Y sin planearlo tú acaso,
Como quién sin quererlo va y lo hace,
Te vi cambiar tu paso,
Hasta ponerlo en fase,
En la misma fase que mi propio paso.
Caminar, sólo caminar la tarde entera; el rumbo que el viento trace. ¿Te acuerdas que te dije, hacia donde nos lleve el viento? No puedo creer que aquellas palabras, tan simples, sencillas se concretaría en la metáfora más linda que pudo haber. Quizás, lo que nos quería decir aquella frase, simplemente era: "llevarnos a un camino donde el tiempo no tuviera horas, y el desenlace no llegara nunca". Y claro, así fue, estamos en un bosque donde los relojes se desaparecen, se derriten como "La persistencia de la memoria" de Dalí; se quedan ahí sin minuteros ni segundo; y todo lo de adentro, la pulpa de esta historia cada vez acrecienta intensamente.

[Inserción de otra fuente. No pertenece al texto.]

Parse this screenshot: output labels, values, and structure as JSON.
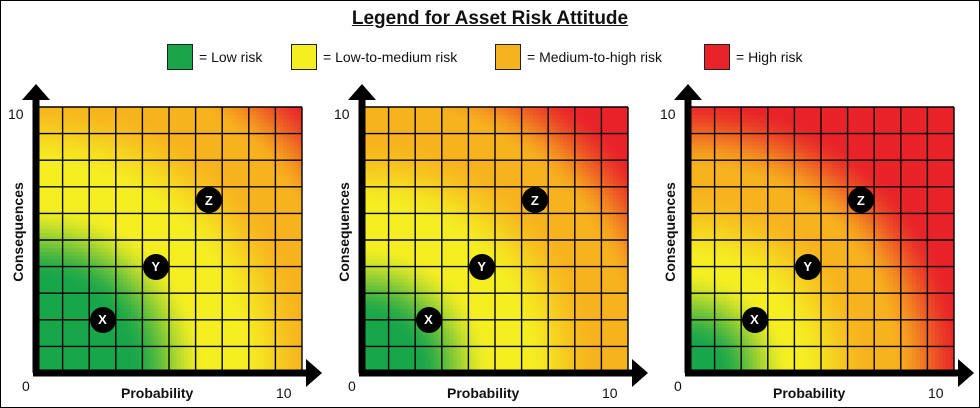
{
  "title": "Legend for Asset Risk Attitude",
  "legend": [
    {
      "label": "= Low risk",
      "color": "#19a64a"
    },
    {
      "label": "= Low-to-medium risk",
      "color": "#f5ef22"
    },
    {
      "label": "= Medium-to-high risk",
      "color": "#f7b31e"
    },
    {
      "label": "= High risk",
      "color": "#e82329"
    }
  ],
  "axes": {
    "xlabel": "Probability",
    "ylabel": "Consequences",
    "origin_label": "0",
    "x_max_label": "10",
    "y_max_label": "10"
  },
  "chart_data": [
    {
      "type": "heatmap",
      "xlim": [
        0,
        10
      ],
      "ylim": [
        0,
        10
      ],
      "grid": "10x10",
      "risk_thresholds": [
        5,
        9,
        13
      ],
      "points": [
        {
          "label": "X",
          "x": 2.5,
          "y": 2.0
        },
        {
          "label": "Y",
          "x": 4.5,
          "y": 4.0
        },
        {
          "label": "Z",
          "x": 6.5,
          "y": 6.5
        }
      ]
    },
    {
      "type": "heatmap",
      "xlim": [
        0,
        10
      ],
      "ylim": [
        0,
        10
      ],
      "grid": "10x10",
      "risk_thresholds": [
        3.5,
        7.5,
        11.5
      ],
      "points": [
        {
          "label": "X",
          "x": 2.5,
          "y": 2.0
        },
        {
          "label": "Y",
          "x": 4.5,
          "y": 4.0
        },
        {
          "label": "Z",
          "x": 6.5,
          "y": 6.5
        }
      ]
    },
    {
      "type": "heatmap",
      "xlim": [
        0,
        10
      ],
      "ylim": [
        0,
        10
      ],
      "grid": "10x10",
      "risk_thresholds": [
        2.5,
        5.5,
        9
      ],
      "points": [
        {
          "label": "X",
          "x": 2.5,
          "y": 2.0
        },
        {
          "label": "Y",
          "x": 4.5,
          "y": 4.0
        },
        {
          "label": "Z",
          "x": 6.5,
          "y": 6.5
        }
      ]
    }
  ]
}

Caminando tomados de la mano, tomando tu cintura, abrazados con los brazos en las espalda, tomando un café, tomando un helado. Todo lo elemental de la vida, se refleja allí, donde mi paso se acopla al tuyo. Y como dije en algún cuento por ahí, se forma un ostinato rítmico del cual nunca me cansaré y nunca dejaré de escuchar. Así como las gotas que van cayendo sobre nuestros rostros, aquellos días de junio-julio; con ese sabor a café y su espuma que gira como la espuma de tus besos sobre mis labios.
Caminemos amor, caminemos por los campos de oro; donde la luna se baña en espejos de cristales y las bandurrias con su laudes van cantando aquella melodía que tu sonrisa y tu hermosura demuestra. Y derrama en mis manos aquel aroma, que cada noche voy guardando en frascos que se conservan con la magia de tu ser. Caminemos siempre hacia el futuro, caminar sobre el mundo con tu mano.